Mountain folk taunt a folklorist by wandering down a corridor of eternity.
Fever Devilin, who reluctantly returned to Blue Mountain, Ga., when his Atlanta university excised his folklore department (A Widow’s Curse, 2007, etc.), is visited one night by a man claiming to have killed his own brother. Not recently, mind you, but in the Civil War era. Many stories later this same man claims to have killed his brother again during World War I. Now he’s back again to have a third go at him. He sprints away before Devilin can grasp either him or his full story. The next Devilin hears of his visitor, Sheriff Skidmore Needle wants Devilin to identify the man’s dead body. The victim, however, turns out not to be the confessed killer, but someone who looks enough like the killer to pass for his brother. Strangely, Hovis Daniels, an old-timer living in a shack on property belonging to the time traveler’s kinfolk, and Devilin’s fiancée Lucinda, a hospital nurse, have also been visited.

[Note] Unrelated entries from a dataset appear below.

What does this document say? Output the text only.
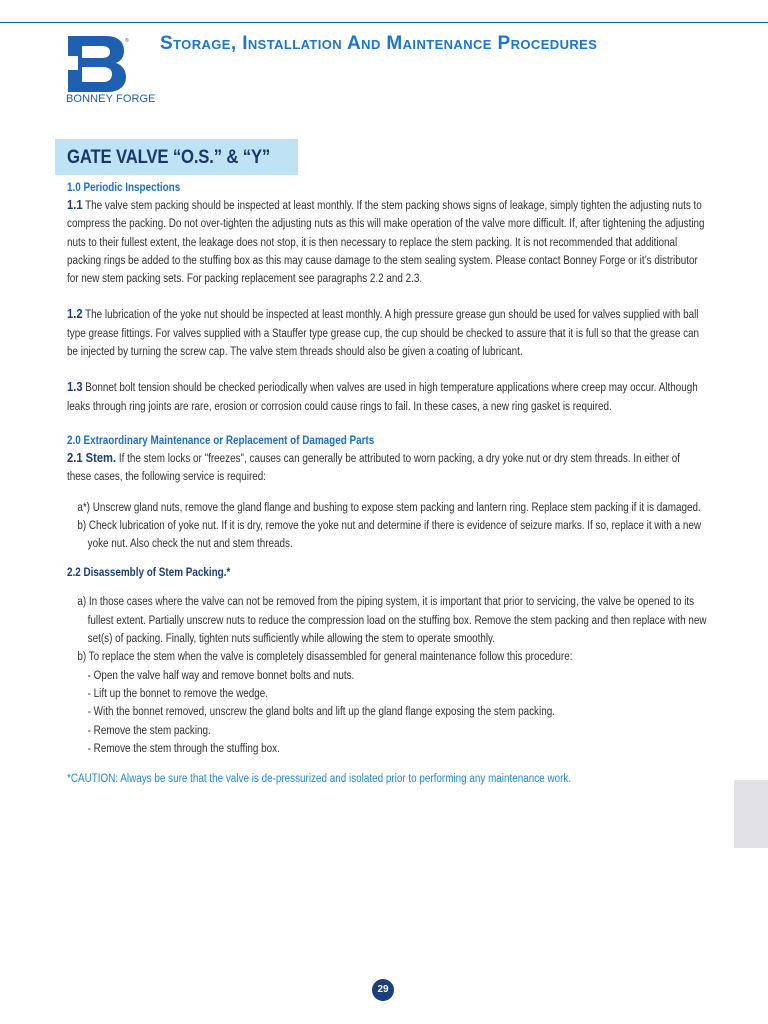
®
BONNEY FORGE
Storage, Installation And Maintenance Procedures
GATE VALVE “O.S.” & “Y”
1.0 Periodic Inspections

1.1 The valve stem packing should be inspected at least monthly. If the stem packing shows signs of leakage, simply tighten the adjusting nuts to compress the packing. Do not over-tighten the adjusting nuts as this will make operation of the valve more difficult. If, after tightening the adjusting nuts to their fullest extent, the leakage does not stop, it is then necessary to replace the stem packing. It is not recommended that additional packing rings be added to the stuffing box as this may cause damage to the stem sealing system. Please contact Bonney Forge or it’s distributor for new stem packing sets. For packing replacement see paragraphs 2.2 and 2.3.

1.2 The lubrication of the yoke nut should be inspected at least monthly. A high pressure grease gun should be used for valves supplied with ball type grease fittings. For valves supplied with a Stauffer type grease cup, the cup should be checked to assure that it is full so that the grease can be injected by turning the screw cap. The valve stem threads should also be given a coating of lubricant.

1.3 Bonnet bolt tension should be checked periodically when valves are used in high temperature applications where creep may occur. Although leaks through ring joints are rare, erosion or corrosion could cause rings to fail. In these cases, a new ring gasket is required.

2.0 Extraordinary Maintenance or Replacement of Damaged Parts

2.1 Stem. If the stem locks or "freezes", causes can generally be attributed to worn packing, a dry yoke nut or dry stem threads. In either of these cases, the following service is required:

a*) Unscrew gland nuts, remove the gland flange and bushing to expose stem packing and lantern ring. Replace stem packing if it is damaged.

b) Check lubrication of yoke nut. If it is dry, remove the yoke nut and determine if there is evidence of seizure marks. If so, replace it with a new yoke nut. Also check the nut and stem threads.

2.2 Disassembly of Stem Packing.*

a) In those cases where the valve can not be removed from the piping system, it is important that prior to servicing, the valve be opened to its fullest extent. Partially unscrew nuts to reduce the compression load on the stuffing box. Remove the stem packing and then replace with new set(s) of packing. Finally, tighten nuts sufficiently while allowing the stem to operate smoothly.

b) To replace the stem when the valve is completely disassembled for general maintenance follow this procedure:

- Open the valve half way and remove bonnet bolts and nuts.

- Lift up the bonnet to remove the wedge.

- With the bonnet removed, unscrew the gland bolts and lift up the gland flange exposing the stem packing.

- Remove the stem packing.

- Remove the stem through the stuffing box.

*CAUTION: Always be sure that the valve is de-pressurized and isolated prior to performing any maintenance work.
29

Thus begins a race through revenant country, in which brothers smite each other, families pass down gold-in-these-hills legends and holding on to prisoners and sanity is complicated by apple brandy moonshine.
Storytelling at its best: a beguiling mystery that’s almost impossible to figure out or put down. And if you’re looking for wit, check out the exchanges between Devilin and his pal Winton Andrews.